« La plus grande injustice peut être habillée d’une forme juridique parfaite (…). Tous les intellectuels, tous les patriotes doivent comprendre que le combat que nous menons en ce moment est le leur ; c’est le combat qu’il importe de mener avec ténacité pour que l’ère des menaces grotesques, de la crainte, de la peur sous ses formes variées, économique, physique, soit révolue. C’est le combat pour la vraie liberté individuelle, pour la dignité. Si des Bokassa et des Idi Amin Dada ont pu exister en Afrique, c’est parce que des intellectuels et des cadres africains ont abdiqué leur responsabilité, ont préféré ronger des os, au lieu de s’occuper de l’essentiel, c’est-à-dire de la sauvegarde des droits imprescriptibles du citoyen, pensant que cela présentait moins de risques. Les intellectuels, tous les citoyens lucides, doivent opposer une résistance morale à l’arbitraire.
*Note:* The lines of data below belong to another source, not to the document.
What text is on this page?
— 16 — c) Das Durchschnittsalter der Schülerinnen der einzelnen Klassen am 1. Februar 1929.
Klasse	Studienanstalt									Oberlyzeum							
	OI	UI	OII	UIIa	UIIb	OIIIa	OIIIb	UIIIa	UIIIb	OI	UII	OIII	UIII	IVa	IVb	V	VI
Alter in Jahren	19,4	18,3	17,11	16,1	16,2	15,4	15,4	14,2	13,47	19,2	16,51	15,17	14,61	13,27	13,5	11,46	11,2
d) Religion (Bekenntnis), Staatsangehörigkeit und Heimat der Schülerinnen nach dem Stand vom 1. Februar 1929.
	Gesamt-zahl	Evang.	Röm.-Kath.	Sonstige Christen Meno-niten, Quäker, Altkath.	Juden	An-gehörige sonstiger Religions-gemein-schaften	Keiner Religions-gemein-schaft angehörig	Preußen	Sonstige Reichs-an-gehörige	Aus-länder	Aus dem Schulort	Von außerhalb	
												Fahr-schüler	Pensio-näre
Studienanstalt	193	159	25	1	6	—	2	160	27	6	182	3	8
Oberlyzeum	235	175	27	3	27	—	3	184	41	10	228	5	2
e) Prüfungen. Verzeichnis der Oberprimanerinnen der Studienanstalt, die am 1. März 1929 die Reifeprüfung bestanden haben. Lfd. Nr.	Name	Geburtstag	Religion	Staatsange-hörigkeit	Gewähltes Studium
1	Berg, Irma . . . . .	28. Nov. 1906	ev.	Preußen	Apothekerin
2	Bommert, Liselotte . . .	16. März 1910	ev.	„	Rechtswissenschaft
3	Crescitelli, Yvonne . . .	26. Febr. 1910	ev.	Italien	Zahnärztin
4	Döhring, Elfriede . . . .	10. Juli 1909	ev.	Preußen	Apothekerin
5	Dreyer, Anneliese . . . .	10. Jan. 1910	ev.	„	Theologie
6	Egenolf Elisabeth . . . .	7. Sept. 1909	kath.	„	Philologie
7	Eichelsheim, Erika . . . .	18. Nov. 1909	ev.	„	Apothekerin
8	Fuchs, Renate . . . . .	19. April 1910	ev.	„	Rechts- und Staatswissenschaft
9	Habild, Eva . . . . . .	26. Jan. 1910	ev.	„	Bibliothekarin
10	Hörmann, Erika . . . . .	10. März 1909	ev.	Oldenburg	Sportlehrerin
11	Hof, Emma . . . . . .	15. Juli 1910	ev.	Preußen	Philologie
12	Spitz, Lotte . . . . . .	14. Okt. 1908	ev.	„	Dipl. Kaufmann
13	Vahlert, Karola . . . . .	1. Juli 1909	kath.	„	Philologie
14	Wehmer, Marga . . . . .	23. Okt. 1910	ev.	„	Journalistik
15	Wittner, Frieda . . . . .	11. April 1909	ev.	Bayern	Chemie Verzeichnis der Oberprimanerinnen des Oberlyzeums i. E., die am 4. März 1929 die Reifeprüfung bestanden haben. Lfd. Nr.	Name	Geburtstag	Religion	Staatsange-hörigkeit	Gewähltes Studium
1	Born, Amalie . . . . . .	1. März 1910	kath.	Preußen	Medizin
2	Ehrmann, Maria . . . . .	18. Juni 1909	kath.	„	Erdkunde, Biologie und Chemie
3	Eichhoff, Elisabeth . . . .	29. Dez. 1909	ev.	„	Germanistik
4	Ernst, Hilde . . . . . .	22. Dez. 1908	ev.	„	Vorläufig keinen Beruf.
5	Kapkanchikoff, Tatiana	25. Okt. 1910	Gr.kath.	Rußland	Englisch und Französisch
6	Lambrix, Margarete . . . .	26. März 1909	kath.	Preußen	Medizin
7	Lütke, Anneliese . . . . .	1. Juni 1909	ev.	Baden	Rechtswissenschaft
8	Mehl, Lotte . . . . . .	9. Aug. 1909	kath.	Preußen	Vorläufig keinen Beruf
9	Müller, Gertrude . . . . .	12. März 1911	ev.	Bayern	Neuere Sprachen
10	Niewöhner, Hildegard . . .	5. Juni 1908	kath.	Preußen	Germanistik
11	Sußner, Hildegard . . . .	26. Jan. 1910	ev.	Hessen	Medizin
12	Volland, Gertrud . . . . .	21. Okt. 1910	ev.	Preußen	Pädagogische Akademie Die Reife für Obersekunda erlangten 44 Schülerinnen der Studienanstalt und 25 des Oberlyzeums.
Ils doivent être disposés à payer de leur personne pour que les lois de circonstance cèdent la place à des lois justes». Cheikh Anta Diop, publié dans Taxaw n° 18, novembre-décembre, 1979.
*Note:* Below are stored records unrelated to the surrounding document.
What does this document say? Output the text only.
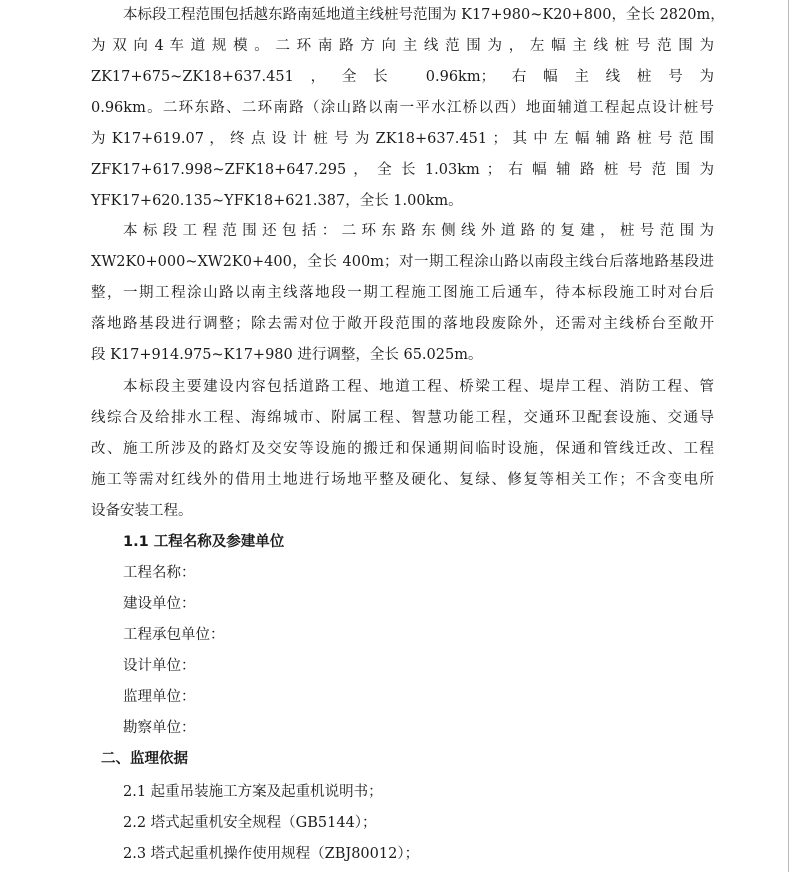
本标段工程范围包括越东路南延地道主线桩号范围为 K17+980~K20+800，全长 2820m，
为 双 向 4 车 道 规 模 。 二 环 南 路 方 向 主 线 范 围 为 ， 左 幅 主 线 桩 号 范 围 为
ZK17+675~ZK18+637.451，全长 0.96km；右幅主线桩号为
0.96km。二环东路、二环南路（涂山路以南一平水江桥以西）地面辅道工程起点设计桩号
为 K17+619.07 ， 终 点 设 计 桩 号 为 ZK18+637.451 ； 其 中 左 幅 辅 路 桩 号 范 围
ZFK17+617.998~ZFK18+647.295 ， 全 长 1.03km ； 右 幅 辅 路 桩 号 范 围 为
YFK17+620.135~YFK18+621.387，全长 1.00km。
本标段工程范围还包括：二环东路东侧线外道路的复建，桩号范围为
XW2K0+000~XW2K0+400，全长 400m；对一期工程涂山路以南段主线台后落地路基段进
整，一期工程涂山路以南主线落地段一期工程施工图施工后通车，待本标段施工时对台后
落地路基段进行调整；除去需对位于敞开段范围的落地段废除外，还需对主线桥台至敞开
段 K17+914.975~K17+980 进行调整，全长 65.025m。
本标段主要建设内容包括道路工程、地道工程、桥梁工程、堤岸工程、消防工程、管
线综合及给排水工程、海绵城市、附属工程、智慧功能工程，交通环卫配套设施、交通导
改、施工所涉及的路灯及交安等设施的搬迁和保通期间临时设施，保通和管线迁改、工程
施工等需对红线外的借用土地进行场地平整及硬化、复绿、修复等相关工作；不含变电所
设备安装工程。
1.1 工程名称及参建单位
工程名称：
建设单位：
工程承包单位：
设计单位：
监理单位：
勘察单位：
二、监理依据
2.1 起重吊装施工方案及起重机说明书；
2.2 塔式起重机安全规程（GB5144）；
2.3 塔式起重机操作使用规程（ZBJ80012）；
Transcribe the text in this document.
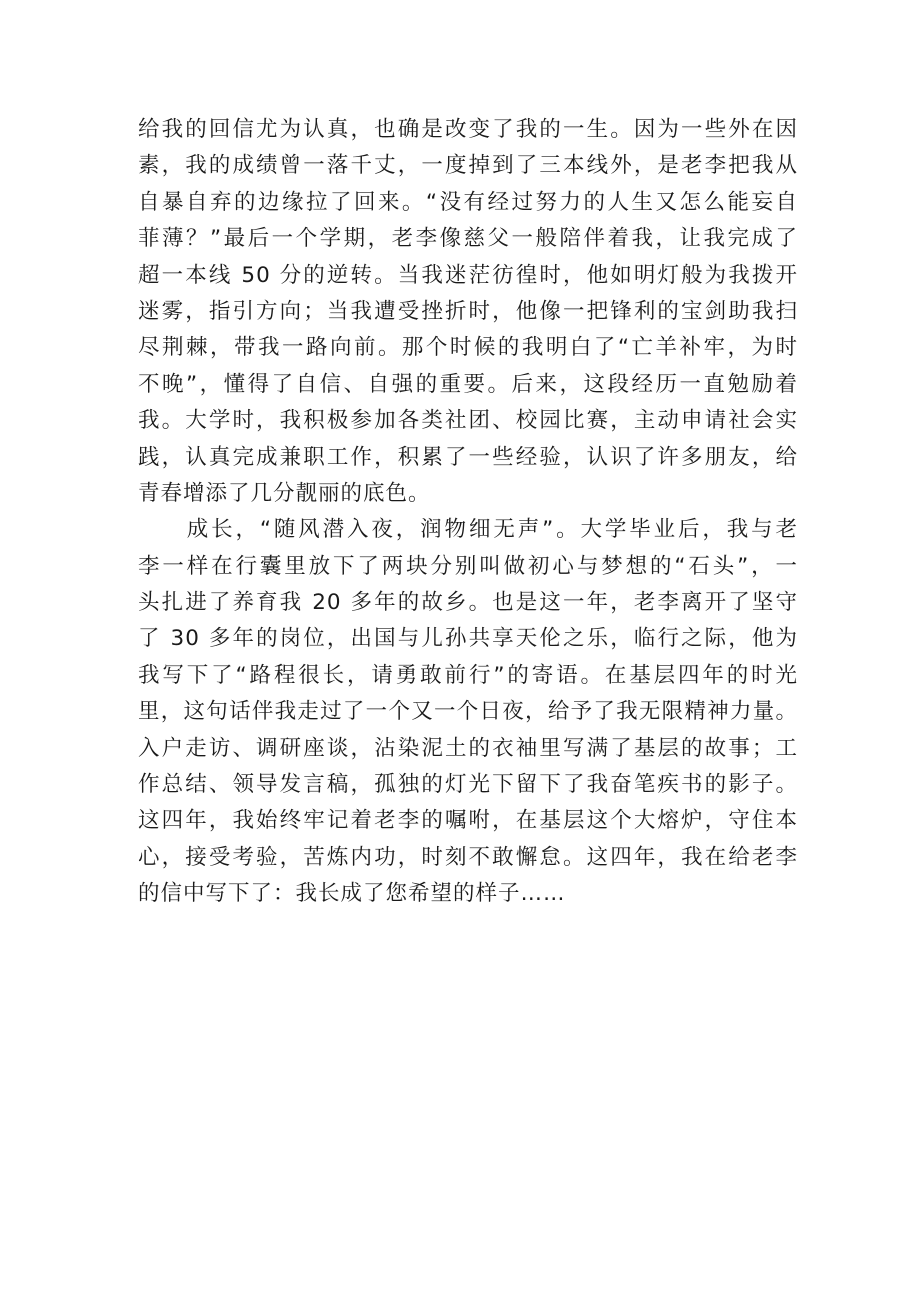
给我的回信尤为认真，也确是改变了我的一生。因为一些外在因
素，我的成绩曾一落千丈，一度掉到了三本线外，是老李把我从
自暴自弃的边缘拉了回来。“没有经过努力的人生又怎么能妄自
菲薄？”最后一个学期，老李像慈父一般陪伴着我，让我完成了
超一本线 50 分的逆转。当我迷茫彷徨时，他如明灯般为我拨开
迷雾，指引方向；当我遭受挫折时，他像一把锋利的宝剑助我扫
尽荆棘，带我一路向前。那个时候的我明白了“亡羊补牢，为时
不晚”，懂得了自信、自强的重要。后来，这段经历一直勉励着
我。大学时，我积极参加各类社团、校园比赛，主动申请社会实
践，认真完成兼职工作，积累了一些经验，认识了许多朋友，给
青春增添了几分靓丽的底色。
　　成长，“随风潜入夜，润物细无声”。大学毕业后，我与老
李一样在行囊里放下了两块分别叫做初心与梦想的“石头”，一
头扎进了养育我 20 多年的故乡。也是这一年，老李离开了坚守
了 30 多年的岗位，出国与儿孙共享天伦之乐，临行之际，他为
我写下了“路程很长，请勇敢前行”的寄语。在基层四年的时光
里，这句话伴我走过了一个又一个日夜，给予了我无限精神力量。
入户走访、调研座谈，沾染泥土的衣袖里写满了基层的故事；工
作总结、领导发言稿，孤独的灯光下留下了我奋笔疾书的影子。
这四年，我始终牢记着老李的嘱咐，在基层这个大熔炉，守住本
心，接受考验，苦炼内功，时刻不敢懈怠。这四年，我在给老李
的信中写下了：我长成了您希望的样子……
Le présupposé d’une « nation mortelle » ne se limite pas à une vue de l’esprit philosophique qui ne s’appliquerait pas dans l’espace politique sénégalais. L’Etat de droit structure institutionnellement la fabrique d’une nation en ce qu’il renferme une ambition sociologique. Le discours sur l’Etat de droit n’est pas la propriété exclusive des juristes. En effet, la crise postulée, systémique par nature, a diverses expressions : l’incapacité de la normativité institutionnelle à essentialiser la démocratie, la remise en cause de la fondation unitaire de l’Etat par l’atomisation du pouvoir, la justice sélective, l’organisation judiciaire de la compétition politique, l’urgence de la conservation et de la patrimonialisation du pouvoir etc. Aussi, l’Etat de droit vise-t-il la réalisation du contrat social. En ce sens, la crise du droit se prolonge en une crise de société.
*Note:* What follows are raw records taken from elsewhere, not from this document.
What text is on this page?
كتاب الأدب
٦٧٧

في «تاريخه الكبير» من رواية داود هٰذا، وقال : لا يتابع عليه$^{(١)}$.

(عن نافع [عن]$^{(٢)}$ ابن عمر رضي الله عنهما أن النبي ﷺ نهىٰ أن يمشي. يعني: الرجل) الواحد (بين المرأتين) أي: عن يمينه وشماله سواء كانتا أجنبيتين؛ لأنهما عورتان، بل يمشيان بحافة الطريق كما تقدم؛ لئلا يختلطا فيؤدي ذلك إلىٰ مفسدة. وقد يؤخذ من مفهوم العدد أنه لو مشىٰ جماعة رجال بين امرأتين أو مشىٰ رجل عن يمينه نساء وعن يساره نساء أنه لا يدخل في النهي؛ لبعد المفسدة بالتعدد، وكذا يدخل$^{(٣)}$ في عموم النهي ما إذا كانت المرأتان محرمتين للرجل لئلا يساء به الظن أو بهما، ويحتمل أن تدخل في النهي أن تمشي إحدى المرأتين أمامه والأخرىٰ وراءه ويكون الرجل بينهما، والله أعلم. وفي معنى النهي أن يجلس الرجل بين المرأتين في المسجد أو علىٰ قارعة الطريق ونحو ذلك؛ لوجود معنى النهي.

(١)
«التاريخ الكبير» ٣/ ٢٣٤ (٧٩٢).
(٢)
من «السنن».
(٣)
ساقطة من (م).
La soumission de l’Etat au droit organise le vivre-ensemble indispensable pour faire société. En somme, l’Etat de droit ne se résume pas à l’existence d’institutions. Les lois et les institutions, comme seuls outils de mesure de la démocratie, créent un Etat de droit abstrait, peu enclin à réconcilier le Peuple avec le Droit. Une architecture institutionnelle, puisse-t-elle être formellement séduisante, doit être questionnée à l’aune de sa pratique et de son degré d’intériorisation politique par les acteurs. L’Etat de droit abouti transcende les standards institutionnels. La séparation des pouvoirs est un poncif qui satisfait les contemplateurs fétichistes de la grammaire des textes. Les politiciens surtout ! Les consommateurs (particulièrement les juristes positivistes) repus de choses entendues aussi ! Bien souvent, par naïveté intellectuelle, la démocratie au Sénégal est exaltée, chantée et célébrée. Quelle démocratie ? Celle procédurale, matérialisée par des modes populaires globalement transparents de dévolution du pouvoir, ne satisfait pas pleinement les citoyens.
Au contraire, la démocratie substantielle (réelle) porte l’idée d’une constitution sociale qui est construite sur le fondement des droits fondamentaux subjectifs. Il est vrai que le pacte républicain nécessite l’existence d’une démocratie procédurale et d’une séparation des pouvoirs. Cependant il ne s’y réduit pas, sauf à exalter le formalisme d’un Etat de droit incantatoire qui neutraliserait les exigences d’une démocratie libérale.
La gouvernance politique au Sénégal est oublieuse de l’Etat de droit.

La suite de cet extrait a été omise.